4.6. Clients and Servers   

In the X Window System we tend to talk about X client's and X servers.

An X server, or display, is the controlling program that talks to the graphics hardware, the keyboard and mouse. This is the program that you request to display windows, draw lines, and provide keyboard or mouse events. A display can consist of multiple screens, linked together by the keyboard and mouse. As long as a single user is limited to a single workstation, the multiple screens constitute a single display.


The server :


(i) Allows access to the display by clients.
(ii) Does two-dimensional drawing, freeing up the client from
processor intensive graphics.
(iii)Keeps track of resources (such as windows, cursors, fonts and
graphics contexts) that are shared between clients.
(iv) Allows distributed processing

The application programs that make requests to the server (eg for windows to be displayed, for a line to be drawn) are known as X clients. The client and the server may communicate via inter process communication or a network library. The actual process used for communication is transparent to the applications.
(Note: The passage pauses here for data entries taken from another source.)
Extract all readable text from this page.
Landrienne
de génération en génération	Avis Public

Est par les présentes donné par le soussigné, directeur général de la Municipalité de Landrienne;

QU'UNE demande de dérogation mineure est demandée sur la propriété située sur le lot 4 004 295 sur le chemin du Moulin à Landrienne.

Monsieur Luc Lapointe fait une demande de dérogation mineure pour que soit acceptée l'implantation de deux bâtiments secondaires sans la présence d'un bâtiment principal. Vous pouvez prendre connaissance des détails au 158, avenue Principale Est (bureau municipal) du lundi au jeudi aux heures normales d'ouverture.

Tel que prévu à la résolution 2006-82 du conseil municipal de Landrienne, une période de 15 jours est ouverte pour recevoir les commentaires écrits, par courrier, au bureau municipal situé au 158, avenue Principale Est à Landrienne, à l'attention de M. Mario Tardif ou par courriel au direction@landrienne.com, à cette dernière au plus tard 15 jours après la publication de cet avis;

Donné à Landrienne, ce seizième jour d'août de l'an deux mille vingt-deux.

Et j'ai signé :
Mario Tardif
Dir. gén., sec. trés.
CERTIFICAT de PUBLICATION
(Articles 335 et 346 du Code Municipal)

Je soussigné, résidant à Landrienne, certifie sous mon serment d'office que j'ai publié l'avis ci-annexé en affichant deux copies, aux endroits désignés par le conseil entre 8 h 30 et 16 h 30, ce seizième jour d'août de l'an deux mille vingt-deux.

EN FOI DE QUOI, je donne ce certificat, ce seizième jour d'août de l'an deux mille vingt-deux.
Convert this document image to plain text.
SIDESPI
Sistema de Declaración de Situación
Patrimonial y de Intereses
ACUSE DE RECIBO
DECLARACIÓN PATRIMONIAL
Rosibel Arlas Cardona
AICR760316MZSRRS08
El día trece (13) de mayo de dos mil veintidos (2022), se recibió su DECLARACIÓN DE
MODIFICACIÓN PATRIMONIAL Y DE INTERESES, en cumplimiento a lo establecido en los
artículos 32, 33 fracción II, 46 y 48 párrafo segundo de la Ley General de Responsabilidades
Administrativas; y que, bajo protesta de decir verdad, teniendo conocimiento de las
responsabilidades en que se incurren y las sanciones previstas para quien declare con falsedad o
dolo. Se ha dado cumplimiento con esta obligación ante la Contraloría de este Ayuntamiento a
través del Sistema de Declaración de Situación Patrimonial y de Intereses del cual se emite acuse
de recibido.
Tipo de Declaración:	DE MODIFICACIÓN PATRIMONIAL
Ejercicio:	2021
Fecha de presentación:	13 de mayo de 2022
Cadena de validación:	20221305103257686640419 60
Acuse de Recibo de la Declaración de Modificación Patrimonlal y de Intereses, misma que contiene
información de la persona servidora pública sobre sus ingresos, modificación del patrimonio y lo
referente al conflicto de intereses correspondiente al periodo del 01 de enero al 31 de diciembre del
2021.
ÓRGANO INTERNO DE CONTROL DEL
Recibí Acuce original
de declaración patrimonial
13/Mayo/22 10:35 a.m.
While the above definitions of the client and the server seem reasonable in the above context, in practice many people get confused. You may be running a program on a Cray and displaying it on the NCD X terminal on your desk. In this case the application running on the Cray is the X client and the process running on your NCD X terminal is the X server. The confusion arises when people start being lazy and calling the Cray the X client and the terminal the X server, rather than referring to the processes running on each.